Okay, this one has a real big spoiler that will ruin the movie if you read this before seeing it. So beware. This is a detective thriller about a pair of federal marshals who come to an island used to imprison the criminally insane. Their goal is to find an escaped inmate who may be dangerous. The lead marshal is Teddy (DiCaprio), who has a past. In fact, this movie ends up as A Beautiful Mind, only ugly. As Teddy uncovers a conspiracy of covering up by the establishment, he is led to the belief that they are experimenting on people. It all turns out to be an elaborate act put on by the staff to try to help Teddy overcome his own self delusion protecting himself from facing the evil of his wife killing their children and then he killing her. It’s all very bleak and pomo nihilistic. Teddy snaps out of it for only a moment, but then drifts back into his delusion and ends up having to have a lobotomy to stop it. Of course, we all know now that lobotomies are barbaric.
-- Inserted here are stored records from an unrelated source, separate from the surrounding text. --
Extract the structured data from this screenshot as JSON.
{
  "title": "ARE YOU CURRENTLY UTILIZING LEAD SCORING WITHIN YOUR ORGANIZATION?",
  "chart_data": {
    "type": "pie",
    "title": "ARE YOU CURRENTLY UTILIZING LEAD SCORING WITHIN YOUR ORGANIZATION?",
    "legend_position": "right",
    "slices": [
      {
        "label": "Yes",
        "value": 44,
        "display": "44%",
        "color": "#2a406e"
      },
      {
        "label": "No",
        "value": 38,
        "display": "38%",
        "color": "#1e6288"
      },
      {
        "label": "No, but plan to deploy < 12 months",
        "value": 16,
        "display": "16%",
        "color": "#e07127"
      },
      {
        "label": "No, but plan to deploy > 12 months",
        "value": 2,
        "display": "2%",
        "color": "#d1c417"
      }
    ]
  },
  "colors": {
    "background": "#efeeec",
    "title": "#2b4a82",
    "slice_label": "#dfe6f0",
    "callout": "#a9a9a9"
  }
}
But when Teddy muses at the end, “Which would be worse, to live as a monster or die as a good man?” One moment in the film, an orderly has a debate with Teddy claiming that survival of the fittest and power of the weak over the strong is the only thing that is real, morality is just a social construct. I am not really sure what to make of this. It seems very hopeless and without redemption. Perhaps Scorsese thinks the unwillingness to face one’s moral accountability is destructive delusion. Or maybe he thinks monsters survive because they are not hampered by the self destructive notions of the conscience in the good man, which kills him. I don’t know. It’s all too confusing and unclear.